Professional liability insurance covers many violations of intellectual property rights. The key is whether the negligent professional services of the insured firm resulted in the harm. In a contract, many clients differentiate the duties of the design firm related to alleged violations of intellectual property rights from alleged harm that might have occurred from negligent design services. Clients often understand that a professional liability policy will only defend the policyholder from allegations of negligent professional services, and require by contract indemnification of actual costs, losses, and damages. But in regard to alleged violations of intellectual property rights, clients often demand a defense.
 
Since it is highly likely that a violation of intellectual property rights on a project is not a shared responsibility, few clients are willing to treat such harm or allegations of harm in the same way that many are willing to treat allegations of negligent performance of professional services. Allegations that a third party was harmed because of design negligence usually involve allegations against not only the design team, but also the client and other parties. Since those situations are difficult to sort out and concurrent liability is often found, it makes sense for each party to defend its own interests and apportion the costs based on actual fault.
 
Because design professionals are in control of so much at the design stage, an allegation of the infringement of intellectual property presents a different scenario. Design firms have a greater ability to control the risk of copyright, patent, or other infringement situations. Therefore, many clients also want them to take charge of the defense of any infringement claim. It is difficult to present strong arguments against such a contractual requirement; it is a business decision that the firm has to address.
 
Although professional liability insurance coverage only extends to actual harm (a cost, loss, or damage) caused by the failure of the policyholder to perform professional services to the applicable standard of care (negligence), attempting to limit a firm’s exposure in a copyright or other intellectual property infringement situation would be a difficult contract negotiation. No client would agree that a design firm should be legally untouchable if the firm intentionally infringes on either the client’s copyright, or any other copyright, patent, or intellectual property right. And most clients do not want to burden themselves by having to conduct a defense when the cause of harm was so clearly out of their scope of responsibility and control.
 
There is also the effect on the law that a contractual provision limiting the defense of an intellectual property infringement case might cause. Legally, firms are responsible for the harm they cause whether they cause the harm intentionally or negligently.
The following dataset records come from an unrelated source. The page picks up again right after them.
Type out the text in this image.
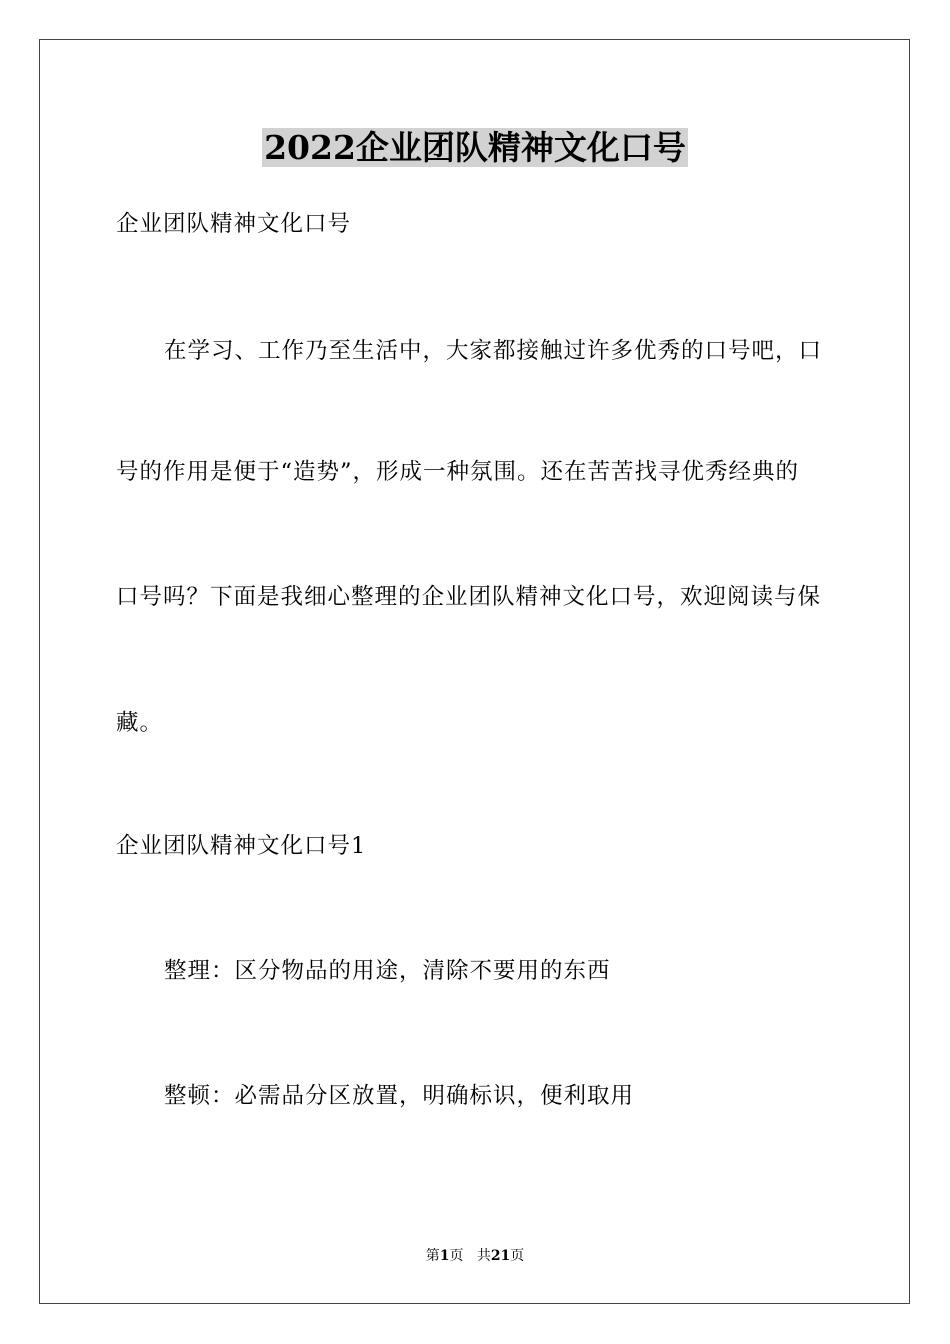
2022企业团队精神文化口号
企业团队精神文化口号
在学习、工作乃至生活中，大家都接触过许多优秀的口号吧，口
号的作用是便于“造势”，形成一种氛围。还在苦苦找寻优秀经典的
口号吗？下面是我细心整理的企业团队精神文化口号，欢迎阅读与保
藏。
企业团队精神文化口号1
整理：区分物品的用途，清除不要用的东西
整顿：必需品分区放置，明确标识，便利取用
第1页 共21页
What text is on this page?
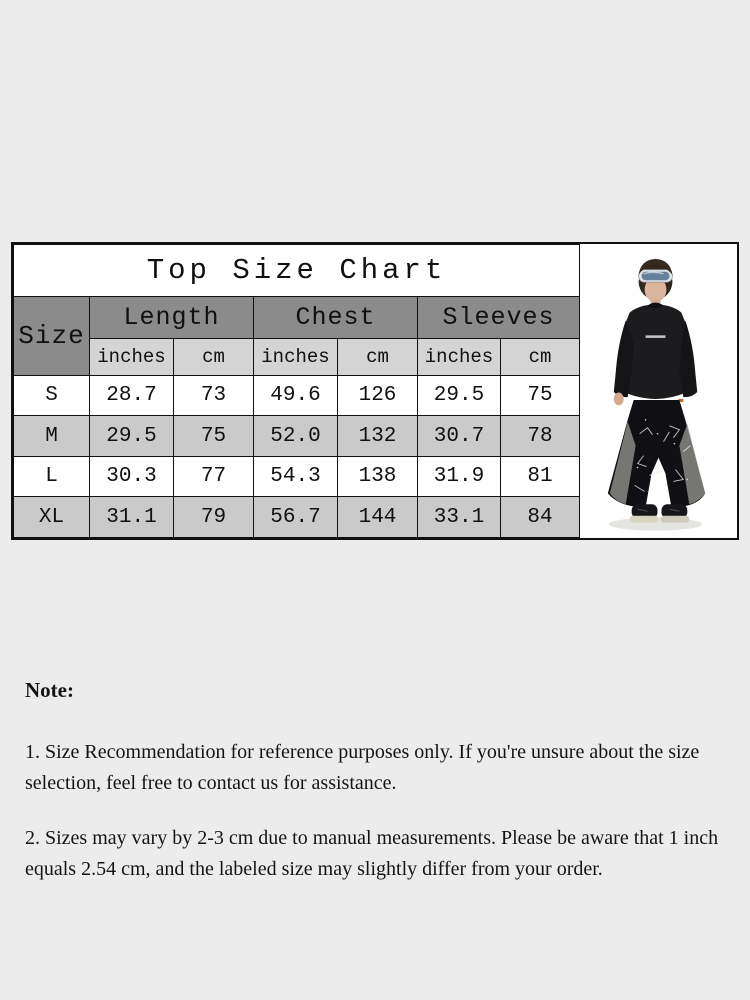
Top Size Chart						
Size	Length		Chest		Sleeves	
	inches	cm	inches	cm	inches	cm
S	28.7	73	49.6	126	29.5	75
M	29.5	75	52.0	132	30.7	78
L	30.3	77	54.3	138	31.9	81
XL	31.1	79	56.7	144	33.1	84
Note:

1. Size Recommendation for reference purposes only. If you're unsure about the size selection, feel free to contact us for assistance.

2. Sizes may vary by 2-3 cm due to manual measurements. Please be aware that 1 inch equals 2.54 cm, and the labeled size may slightly differ from your order.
If a client uses a contractual indemnity provision or a contractual defense and indemnity provision that only mentions negligence as the source of contractual responsibility, a court could well interpret that provision of “private law” between the parties as a statement that the client is waiving its right to recover for harm caused by the firm in any situation other than negligence in the performance of professional services. So the client might be afraid that in the case of intentional infringement it is stuck with paying for both defense and damage.
 
Since design firms have such strong control over the selection of materials and systems and the use of intellectual property, most are willing to take on the business risk of defense and indemnification.